Tricyclic antidepressants, antiepileptics, and narcotics such as methadone are commonly used empirically for CRPS, even though clinical controlled studies have not proven their efficacy. Corticosteroids have proven to be effective analgesics in several trials with early CRPS patients. However, this is not widely used, possibly due to the side effects of corticosteroids. Subcutaneous calcitonin and intravenous phentolamine studies have had conflicting results. NMDA receptor modulation is a major interest of current research. A recent study indicated that sub-anesthetic infusions of ketamine might offer a promising therapeutic option in the treatment of appropriately selected patients with intractable CRPS. However, more studies are needed to further establish the safety and efficacy of this novel approach.

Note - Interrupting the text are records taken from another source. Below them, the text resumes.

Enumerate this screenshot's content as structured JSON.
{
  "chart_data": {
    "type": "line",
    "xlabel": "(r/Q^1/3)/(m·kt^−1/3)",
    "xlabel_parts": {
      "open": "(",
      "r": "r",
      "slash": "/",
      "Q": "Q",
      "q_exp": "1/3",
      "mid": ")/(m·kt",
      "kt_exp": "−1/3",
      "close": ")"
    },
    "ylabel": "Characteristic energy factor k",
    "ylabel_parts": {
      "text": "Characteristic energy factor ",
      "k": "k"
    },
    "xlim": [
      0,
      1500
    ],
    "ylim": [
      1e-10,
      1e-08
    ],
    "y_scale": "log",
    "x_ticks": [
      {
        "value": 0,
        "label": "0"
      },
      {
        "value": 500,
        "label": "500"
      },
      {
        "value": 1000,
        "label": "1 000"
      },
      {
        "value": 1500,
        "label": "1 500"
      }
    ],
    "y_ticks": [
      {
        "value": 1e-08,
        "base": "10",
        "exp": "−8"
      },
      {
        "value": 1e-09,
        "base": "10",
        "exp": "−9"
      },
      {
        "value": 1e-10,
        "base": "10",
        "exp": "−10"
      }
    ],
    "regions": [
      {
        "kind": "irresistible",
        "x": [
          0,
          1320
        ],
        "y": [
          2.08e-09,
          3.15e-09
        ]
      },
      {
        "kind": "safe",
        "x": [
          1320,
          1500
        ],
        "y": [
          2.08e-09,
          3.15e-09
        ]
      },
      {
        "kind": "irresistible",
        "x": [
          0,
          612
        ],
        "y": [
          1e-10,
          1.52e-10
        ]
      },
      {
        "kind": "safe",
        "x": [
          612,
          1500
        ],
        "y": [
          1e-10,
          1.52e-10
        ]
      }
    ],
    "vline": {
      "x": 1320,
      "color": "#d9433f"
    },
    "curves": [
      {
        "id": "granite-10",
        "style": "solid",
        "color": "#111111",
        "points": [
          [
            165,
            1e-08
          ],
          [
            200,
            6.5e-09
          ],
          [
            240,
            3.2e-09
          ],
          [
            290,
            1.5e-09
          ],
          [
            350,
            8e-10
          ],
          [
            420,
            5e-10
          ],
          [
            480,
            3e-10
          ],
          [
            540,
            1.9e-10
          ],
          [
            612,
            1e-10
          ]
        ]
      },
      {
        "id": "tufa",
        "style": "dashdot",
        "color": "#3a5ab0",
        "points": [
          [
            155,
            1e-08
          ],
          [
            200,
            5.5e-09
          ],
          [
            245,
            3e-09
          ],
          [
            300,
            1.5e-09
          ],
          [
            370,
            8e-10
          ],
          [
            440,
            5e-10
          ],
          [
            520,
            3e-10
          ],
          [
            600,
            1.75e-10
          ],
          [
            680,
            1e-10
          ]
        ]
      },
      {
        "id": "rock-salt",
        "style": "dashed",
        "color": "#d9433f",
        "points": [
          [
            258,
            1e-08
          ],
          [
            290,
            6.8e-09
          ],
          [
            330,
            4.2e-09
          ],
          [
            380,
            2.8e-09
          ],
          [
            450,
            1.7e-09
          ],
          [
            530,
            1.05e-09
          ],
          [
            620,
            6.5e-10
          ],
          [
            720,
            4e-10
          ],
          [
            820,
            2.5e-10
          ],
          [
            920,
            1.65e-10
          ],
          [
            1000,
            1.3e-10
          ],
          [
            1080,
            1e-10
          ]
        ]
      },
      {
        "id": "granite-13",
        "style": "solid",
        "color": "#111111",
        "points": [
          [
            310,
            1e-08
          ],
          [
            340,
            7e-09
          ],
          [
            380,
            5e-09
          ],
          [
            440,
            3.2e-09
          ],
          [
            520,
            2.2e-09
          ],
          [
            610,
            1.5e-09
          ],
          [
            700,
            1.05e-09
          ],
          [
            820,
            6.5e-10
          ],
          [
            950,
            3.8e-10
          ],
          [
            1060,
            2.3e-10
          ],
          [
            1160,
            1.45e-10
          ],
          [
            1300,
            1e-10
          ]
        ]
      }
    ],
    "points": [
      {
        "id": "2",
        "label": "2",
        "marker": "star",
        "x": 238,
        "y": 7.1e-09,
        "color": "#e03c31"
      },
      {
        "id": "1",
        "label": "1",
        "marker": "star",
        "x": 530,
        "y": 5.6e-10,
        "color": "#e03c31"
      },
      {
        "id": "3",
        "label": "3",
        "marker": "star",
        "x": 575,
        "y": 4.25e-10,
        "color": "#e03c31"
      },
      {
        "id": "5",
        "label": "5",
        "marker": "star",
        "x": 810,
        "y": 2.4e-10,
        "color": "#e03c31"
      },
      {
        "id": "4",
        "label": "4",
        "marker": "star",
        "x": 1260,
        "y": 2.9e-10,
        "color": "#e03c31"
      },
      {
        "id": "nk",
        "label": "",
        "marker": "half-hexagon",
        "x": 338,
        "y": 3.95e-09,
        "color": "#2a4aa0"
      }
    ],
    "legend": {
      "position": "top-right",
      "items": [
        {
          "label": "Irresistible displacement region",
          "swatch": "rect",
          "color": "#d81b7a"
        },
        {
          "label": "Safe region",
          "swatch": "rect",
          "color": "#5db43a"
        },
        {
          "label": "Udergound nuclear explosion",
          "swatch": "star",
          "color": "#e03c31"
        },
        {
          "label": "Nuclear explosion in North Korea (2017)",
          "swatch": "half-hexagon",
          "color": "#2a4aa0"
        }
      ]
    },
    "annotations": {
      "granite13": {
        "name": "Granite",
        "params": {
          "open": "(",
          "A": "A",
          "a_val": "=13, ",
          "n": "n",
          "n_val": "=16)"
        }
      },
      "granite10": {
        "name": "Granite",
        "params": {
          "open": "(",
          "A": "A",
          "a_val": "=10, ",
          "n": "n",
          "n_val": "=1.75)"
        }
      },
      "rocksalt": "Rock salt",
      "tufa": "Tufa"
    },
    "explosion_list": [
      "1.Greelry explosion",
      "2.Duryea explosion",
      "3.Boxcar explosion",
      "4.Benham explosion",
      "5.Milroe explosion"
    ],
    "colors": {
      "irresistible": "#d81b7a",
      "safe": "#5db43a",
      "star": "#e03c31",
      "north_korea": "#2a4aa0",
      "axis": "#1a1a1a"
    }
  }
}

Minimally invasive techniques have been used extensively for the treatment of CRPS. These techniques include sympathetic block, intravenous regional block (IVRB), somatic nerve block, epidural drug administration, intrathecal drug delivery, and neurostimulation. Stellate ganglion blocks in the early stage CRPS may significantly decrease pain and hasten clinical recovery. It may also prevent the recurrence of CRPS after re-operation of the affected extremity. In a double blind study, IVRB with bretylium provided significantly longer analgesia than lidocaine. Epidural delivery of clonidine and ketamine, intrathecal baclofen and morphine have reported to provide good pain relief. A randomized trial, with a two-year follow-up of 36 patients, suggested that spinal cord stimulation results in a long-term pain reduction and improvement in health-related qualities of life.